Para apuntalar bien las acusaciones de la demanda se da entrada a las estadísticas domésticas del CIS cuyos datos, actualizados con los resultados del último Barómetro de julio de 2020, revelan cómo la mayoría de los entrevistados atribuyen el mal funcionamiento de la Justicia al trato discriminatorio hacia los ciudadanos (24,8), la politización (26,7) y la corrupción (20,4). Estas tres causas figuran entre las cinco más votadas junto con la burocratización (25,3) y la liviandad de las penas (31,6).
¿Qué opinión merecerán, en consecuencia, estos jueces españoles cuya imagen pública es la de la prevaricación, la corrupción y el servilismo a los intereses políticos y económicos? Pues bien se puede imaginar: al 60% de los ciudadanos los jueces les inspiran poca o ninguna confianza. No extraña que el 80% considere necesaria o muy necesaria la aludida reforma de la Justicia, churretosa y en harapos, de nuestro país.
Pero los árboles no deben impedir ver el bosque. El verdadero problema radica en que, a pesar de todo, estos mismos jueces conservan sus plenos poderes para continuar enviando gente a la cárcel o para hacer la vista gorda según los casos y al albur bananero de Su Señoría. Una situación alarmante por cuanto más de la mitad de los españoles niega la independencia de criterio de los magistrados.
Sólo una sentencia política, ideológica, puede servir de explicación para algunas novedades judiciales muy cercanas en el tiempo; en otras palabras, sólo dando por probado el fin de la independencia y la instauración de la arbitrariedad judicial. Y sí, efectivamente, nos estamos refiriendo a la escandalosa desproporción entre las penas impuestas a los participantes en el altercado de la librería Blanquerna de Madrid, menor por cuanto concluyó sin heridos ni destrozo alguno, y las consecuencias judiciales de las jornadas de fuego y destrucción que asolaron la ciudad de Barcelona en fechas aún cercanas. Son las consecuencias de un menage-a-troi donde Legislativo y Judicial se acuestan con Ejecutivo para que Montesquieu pueda interpretar el papel de cornudo. Sin perder de vista que, en esta orgía entre los poderes “independientes” del Estado, quién tiene la llave de la habitación es el nazionalismo catalán. Si a su manera cayó Vidal-Quadras, que pertenecía al establishment, ya me dirá usted que oportunidad esperaba a los procesados por el caso de la librería. Como dejó definitivamente sentado el gran Francisco de Quevedo a caballo entre los siglos XVI y XVII, ningún vencido tiene justicia si lo ha de juzgar su vencedor.

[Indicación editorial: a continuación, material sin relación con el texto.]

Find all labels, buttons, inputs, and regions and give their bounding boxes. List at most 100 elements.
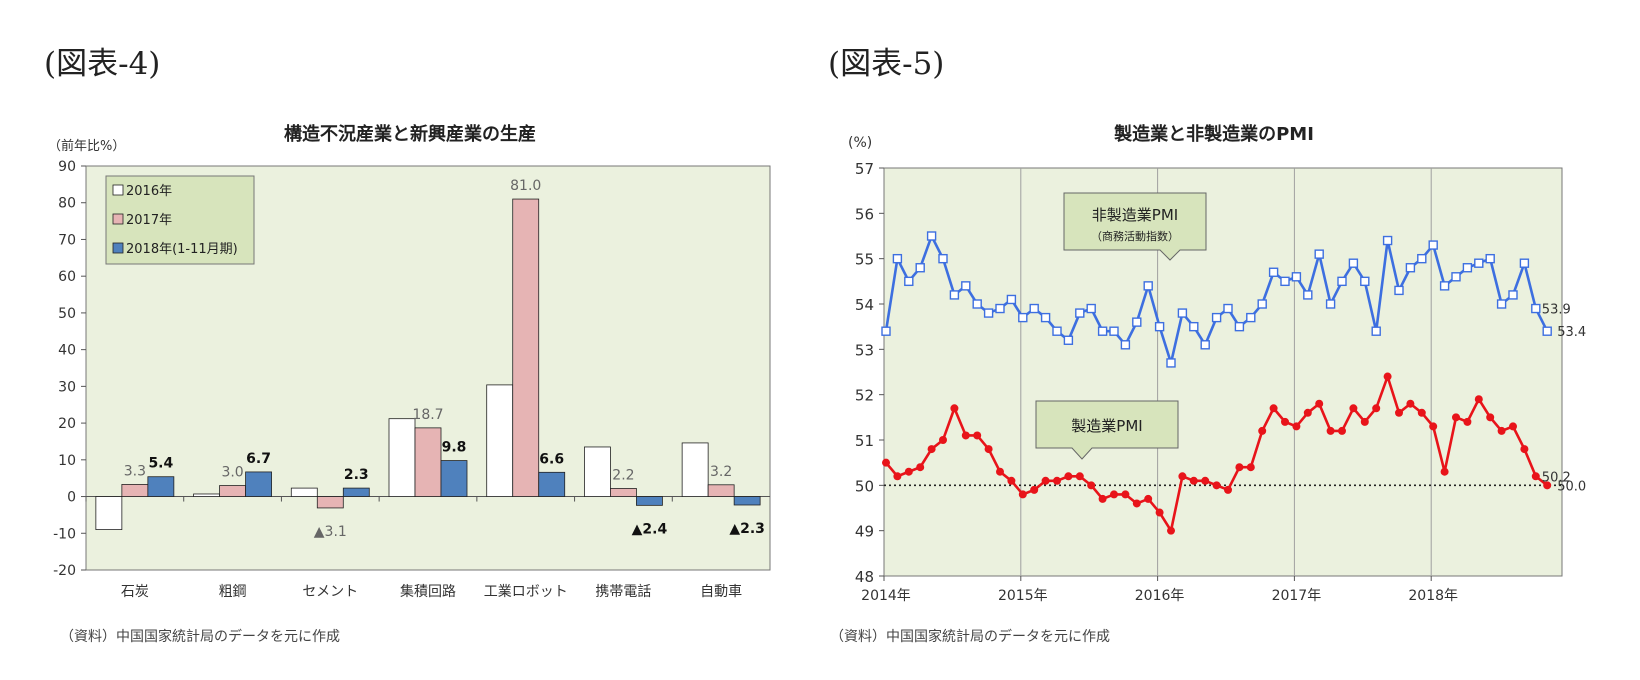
data-point (961, 281, 971, 291)
data-point (1543, 481, 1552, 490)
data-point (1075, 472, 1084, 481)
legend-swatch (112, 184, 124, 196)
data-point (1395, 408, 1403, 417)
data-point (1224, 485, 1232, 494)
data-point (1132, 317, 1142, 327)
x-tick-label: 粗鋼 (219, 584, 247, 600)
data-point (1030, 485, 1039, 494)
data-point (1382, 235, 1393, 246)
y-tick-label: 20 (58, 416, 76, 432)
bar (512, 198, 540, 497)
data-point (1029, 303, 1039, 314)
data-point (1497, 426, 1506, 435)
y-tick-label: 56 (855, 205, 874, 223)
bar (245, 471, 272, 497)
data-point (973, 431, 982, 440)
data-point (1496, 299, 1507, 309)
data-point (1257, 299, 1267, 309)
data-point (1542, 326, 1552, 336)
data-point (927, 445, 936, 454)
y-tick-label: 52 (855, 387, 874, 405)
data-point (1280, 276, 1290, 287)
callout-box (1035, 400, 1179, 460)
data-point (1291, 272, 1302, 282)
x-tick-label: 2015年 (998, 588, 1048, 604)
data-point (1509, 422, 1517, 431)
data-point (1462, 263, 1473, 273)
data-point (1018, 490, 1027, 499)
bar (538, 471, 566, 497)
data-point (1349, 404, 1358, 413)
data-point (1121, 490, 1130, 499)
end-label: 53.4 (1557, 325, 1586, 340)
y-tick-label: 54 (855, 296, 874, 314)
y-tick-label: 40 (58, 343, 76, 359)
legend-box (105, 175, 255, 265)
end-label: 53.9 (1542, 303, 1571, 318)
y-axis-unit-label: （前年比%） (48, 138, 125, 154)
data-point (881, 326, 891, 336)
data-point (1212, 481, 1221, 490)
data-point (939, 436, 947, 444)
figure-4-label: (図表-4) (44, 46, 161, 82)
bar-chart-industry-production: 構造不況産業と新興産業の生産 （前年比%） -20 -10 0 10 20 30 40 50 60 7… (48, 123, 771, 600)
bar (290, 487, 318, 497)
legend-item: 2018年(1-11月期) (126, 242, 238, 257)
data-point (983, 308, 994, 318)
data-point (1007, 476, 1016, 485)
bar (95, 496, 123, 530)
data-point (1155, 508, 1164, 517)
bar (342, 487, 370, 497)
y-tick-label: 80 (58, 196, 76, 212)
data-point (1064, 472, 1073, 481)
data-label: 2.3 (344, 467, 369, 483)
data-point (972, 299, 982, 309)
data-point (1325, 299, 1336, 309)
data-point (1052, 326, 1062, 336)
figure-5-source: （資料）中国国家統計局のデータを元に作成 (830, 629, 1110, 645)
x-tick-label: 2018年 (1408, 588, 1458, 604)
data-point (1177, 308, 1188, 318)
data-point (995, 303, 1005, 314)
x-tick-label: 2017年 (1272, 588, 1322, 604)
data-point (1360, 276, 1370, 287)
data-label: ▲2.4 (632, 521, 668, 537)
data-point (1006, 294, 1017, 305)
data-point (1087, 481, 1096, 490)
data-point (1018, 312, 1028, 323)
data-point (1268, 267, 1279, 277)
data-label: ▲3.1 (314, 524, 347, 540)
data-point (1303, 290, 1313, 300)
bar (636, 496, 663, 506)
x-tick-label: 集積回路 (400, 583, 456, 600)
callout-title: 非製造業PMI (1092, 206, 1178, 224)
data-point (1405, 263, 1416, 273)
bar (147, 476, 175, 497)
data-point (1167, 526, 1175, 535)
data-point (1200, 340, 1210, 350)
legend: 2016年 2017年 2018年(1-11月期) (105, 175, 255, 265)
bar (707, 484, 735, 497)
x-tick-label: セメント (302, 584, 358, 600)
data-point (1269, 404, 1278, 413)
data-point (1429, 422, 1438, 431)
data-point (1451, 272, 1461, 282)
data-point (892, 253, 903, 264)
data-point (1428, 240, 1438, 250)
data-point (984, 445, 993, 454)
x-tick-label: 2014年 (861, 588, 911, 604)
y-tick-label: 51 (855, 432, 874, 450)
data-point (1201, 476, 1210, 485)
data-point (1508, 290, 1518, 300)
bar (733, 496, 761, 506)
data-label: 6.6 (539, 451, 564, 467)
data-point (1383, 372, 1392, 381)
y-tick-label: -20 (53, 563, 76, 579)
callout-box (1063, 192, 1207, 261)
data-point (1053, 476, 1061, 485)
bar (681, 442, 709, 497)
data-point (1063, 335, 1074, 345)
data-label: ▲2.3 (729, 521, 765, 537)
callout-subtitle: （商務活動指数） (1091, 229, 1179, 243)
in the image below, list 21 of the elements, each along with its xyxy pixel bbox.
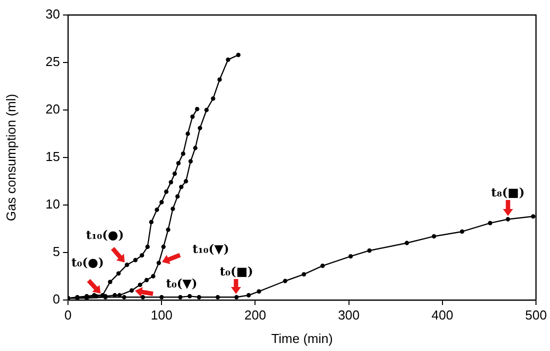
annotation: t₀(●) [71,255,104,270]
annotation: t₁₀(●) [86,228,124,242]
x-tick-label: 400 [432,307,454,322]
y-tick-label: 25 [46,54,60,70]
annotation: t₈(■) [491,185,525,200]
y-tick-label: 15 [46,149,60,164]
x-tick-label: 0 [64,307,72,322]
y-tick-label: 20 [46,102,60,117]
x-tick-label: 500 [525,307,547,322]
annotation: t₀(▼) [166,276,198,291]
x-tick-label: 200 [244,307,266,322]
y-axis-title: Gas consumption (ml) [3,94,18,222]
x-tick-label: 100 [150,307,172,322]
x-axis-title: Time (min) [271,330,333,346]
annotation: t₀(■) [220,264,254,278]
y-tick-label: 10 [46,196,60,212]
y-tick-label: 5 [52,244,60,260]
y-tick-label: 0 [52,292,60,307]
x-tick-label: 300 [338,307,360,322]
annotation: t₁₀(▼) [192,242,230,256]
y-tick-label: 30 [46,6,60,22]
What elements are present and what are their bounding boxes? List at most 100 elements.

Un puñado de hombres buenos, ocultos bajo las togas adornadas con puñetas, sostienen la última esperanza del ciudadano frente a la inmensa mole del poder. Son aquellos jueces que hablan abiertamente en elitistas foros de presiones e intentos de sobornos para animarles la vena prevaricadora. Demasiado pocos, demasiado aislados, demasiado lejos del núcleo del poder judicial, demasiado evidentes para hacer carrera... pero, tal vez, demasiado nobles para seguir guardando un minuto de silencio cómplice más.